Tuesday, April 13, 2010
A three-step process for effective sales territory planning
Great salespeople have a plan. They have a goal (quota and/or commission) and a specific written plan of how they’re going to get there. Great salespeople do this on their own, but it’s also a worthwhile exercise to ask your sales team to go through at the beginning of each selling period (especially if you’re on quarterly or annual sales cycles).
It’s far better to know, at the beginning of the month, quarter or year, your individual and overall level of confidence for hitting your number. If there’s a gap in sales pipeline, or other obstacles in between you and your goal, it’s better to know that now vs. the end of the quarter.
Smart salespeople look at this level of territory business planning not as a chore, but as a roadmap for how to prioritize their time – how and where they should be committing their own resources most effectively to close more business.
A good sales territory plan should answer three questions:
- What do I have?
- What am I going to do?
- What do I need?
You can do this by breaking down your expected closed business for the period into three parts:
- Current Pipeline: What current opportunities do I have that are expected to close by the end of this selling period? Which do I have the most confidence in? Which might be a stretch but are still qualified and more than likely to close?
- Leads: What leads am I working with currently that are qualified and likely to become closed opportunities between now and the end of the selling period? These are more long-shots, perhaps, because they’re not as far along. But you still have an expectation that they will close.
- Proactive Targets: What are the additional accounts within my territory that I am going to proactively pursue and close by the end of this sales period? This section may constitute the “gap” between your quota and the combination of current pipeline and leads you’re already managing, to give you a big enough pipeline to close & exceed your quota.
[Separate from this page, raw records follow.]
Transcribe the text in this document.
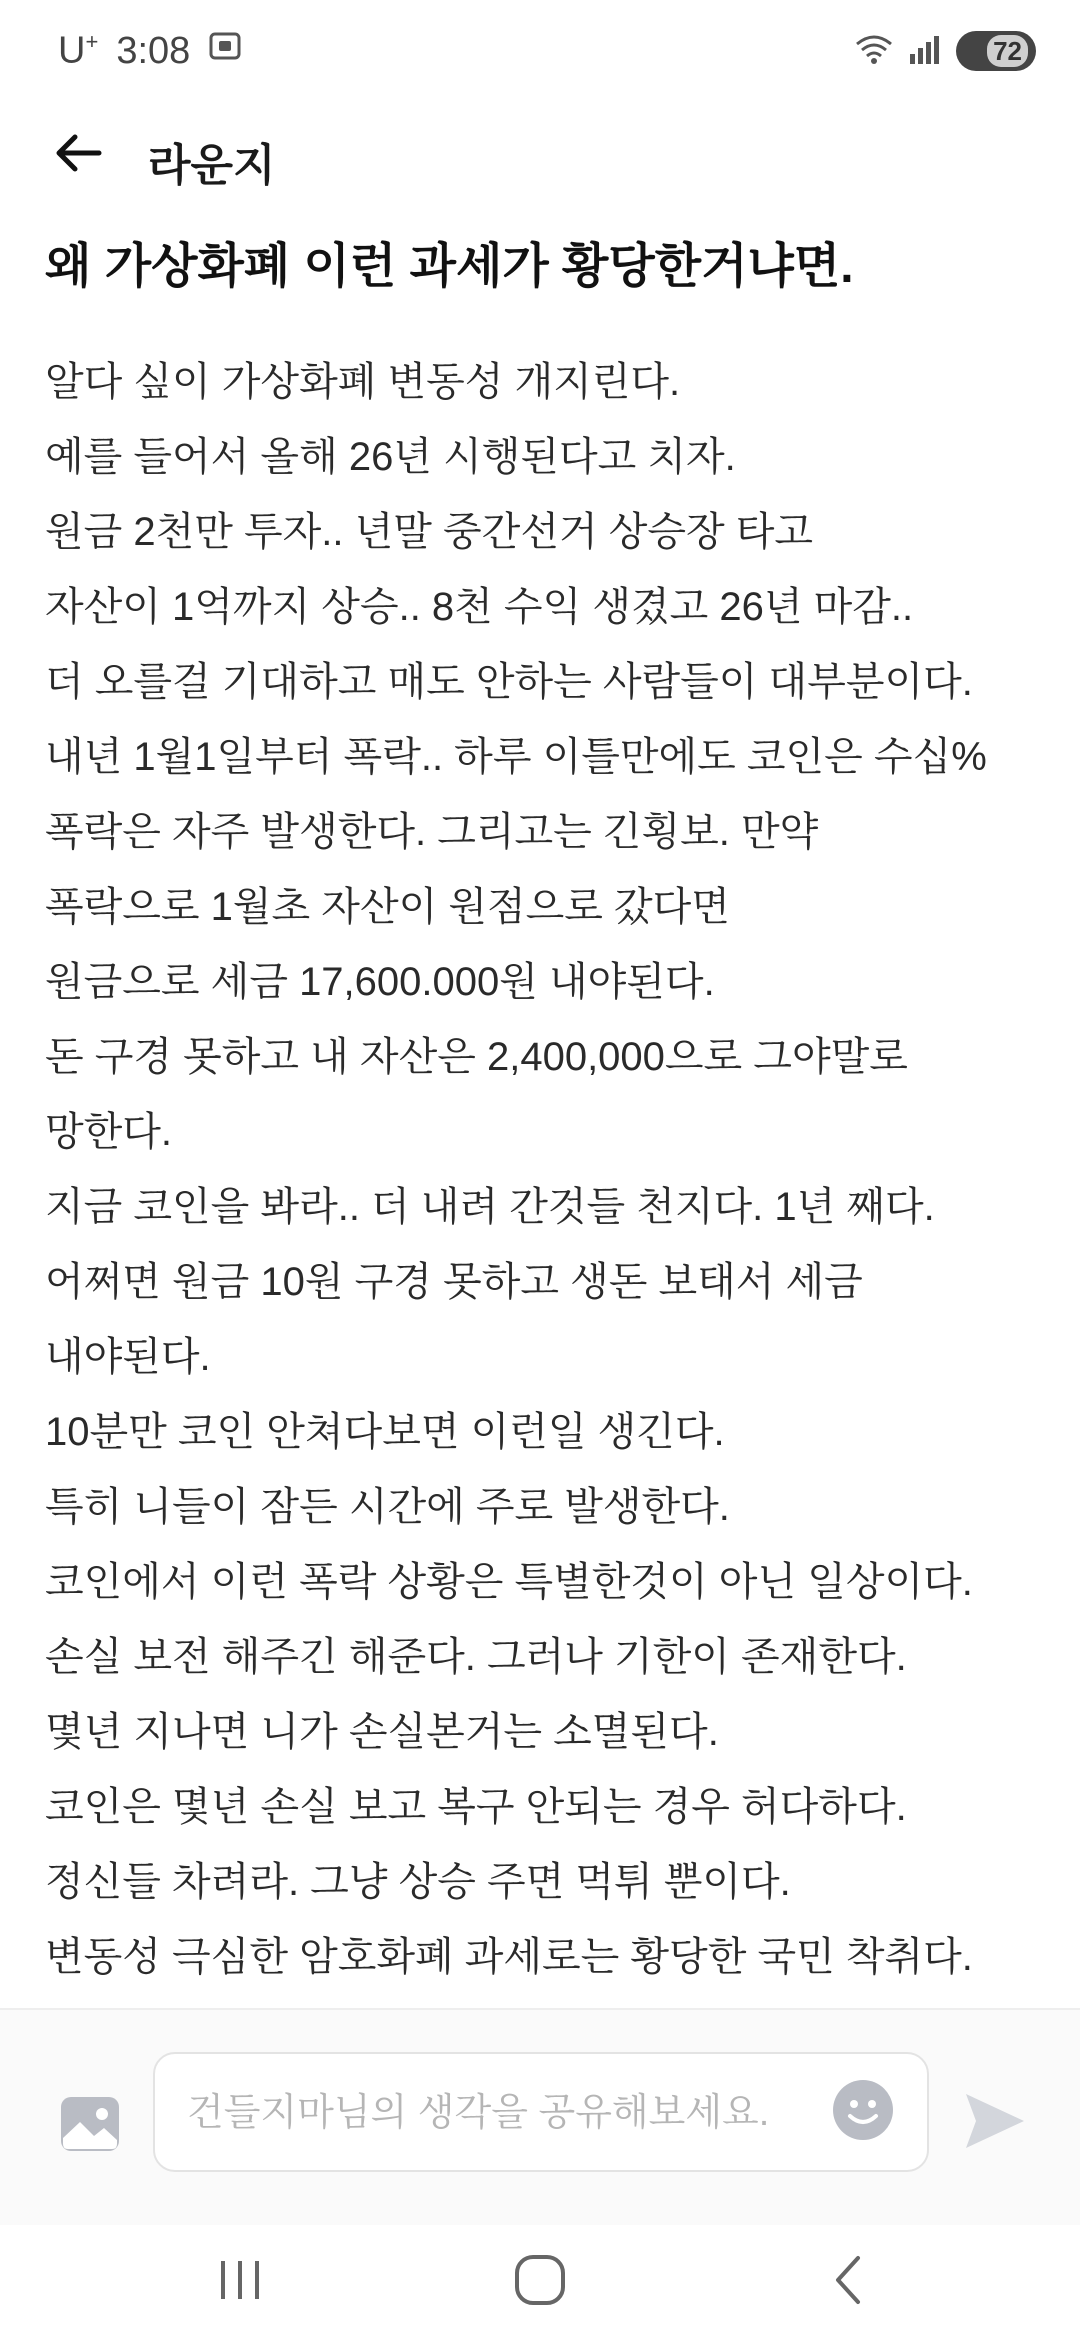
U+ 3:08	72
라운지
왜 가상화폐 이런 과세가 황당한거냐면.
알다 싶이 가상화폐 변동성 개지린다.
예를 들어서 올해 26년 시행된다고 치자.
원금 2천만 투자.. 년말 중간선거 상승장 타고
자산이 1억까지 상승.. 8천 수익 생겼고 26년 마감..
더 오를걸 기대하고 매도 안하는 사람들이 대부분이다.
내년 1월1일부터 폭락.. 하루 이틀만에도 코인은 수십%
폭락은 자주 발생한다. 그리고는 긴횡보. 만약
폭락으로 1월초 자산이 원점으로 갔다면
원금으로 세금 17,600.000원 내야된다.
돈 구경 못하고 내 자산은 2,400,000으로 그야말로
망한다.
지금 코인을 봐라.. 더 내려 간것들 천지다. 1년 째다.
어쩌면 원금 10원 구경 못하고 생돈 보태서 세금
내야된다.
10분만 코인 안쳐다보면 이런일 생긴다.
특히 니들이 잠든 시간에 주로 발생한다.
코인에서 이런 폭락 상황은 특별한것이 아닌 일상이다.
손실 보전 해주긴 해준다. 그러나 기한이 존재한다.
몇년 지나면 니가 손실본거는 소멸된다.
코인은 몇년 손실 보고 복구 안되는 경우 허다하다.
정신들 차려라. 그냥 상승 주면 먹튀 뿐이다.
변동성 극심한 암호화폐 과세로는 황당한 국민 착취다.
건들지마님의 생각을 공유해보세요.
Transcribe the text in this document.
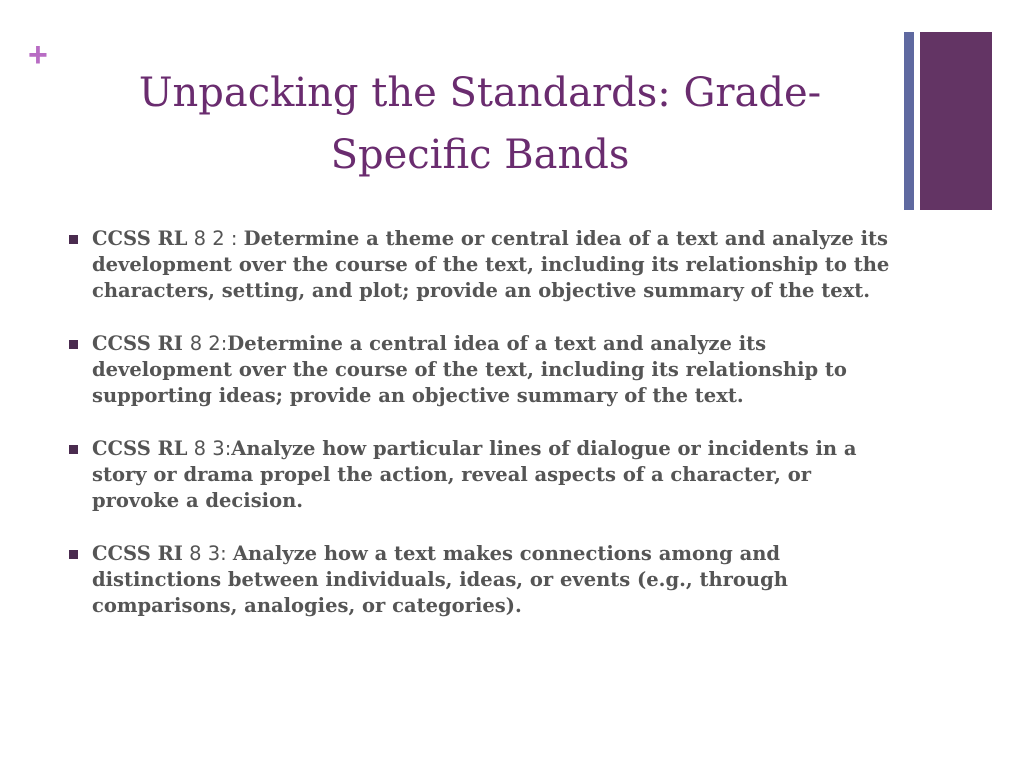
+
Unpacking the Standards: Grade-Specific Bands
CCSS RL 8 2 : Determine a theme or central idea of a text and analyze its development over the course of the text, including its relationship to the characters, setting, and plot; provide an objective summary of the text.
CCSS RI 8 2:Determine a central idea of a text and analyze its development over the course of the text, including its relationship to supporting ideas; provide an objective summary of the text.
CCSS RL 8 3:Analyze how particular lines of dialogue or incidents in a story or drama propel the action, reveal aspects of a character, or provoke a decision.
CCSS RI 8 3: Analyze how a text makes connections among and distinctions between individuals, ideas, or events (e.g., through comparisons, analogies, or categories).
As a salesperson, you think first about what you can control. The above three categories put specific focus on what you have, and what you can still do. But there still maybe significant roadblocks, obstacles or needs for opportunities within any of these three areas to get them closed. This is where a good territory plan specifically identifies these needs, at the start of the selling period, as “asks” for others in your organization – your manager, marketing, the product team, an executive, etc.
As the salesperson, you are the quarterback of the deal. It’s your job to leverage whatever resources are available to you within (or even outside) of the organization to help your prospect reach a decision. Your territory plan is a great place to identify specific needs tied to potential new business, which gives the context and motivation to others to help.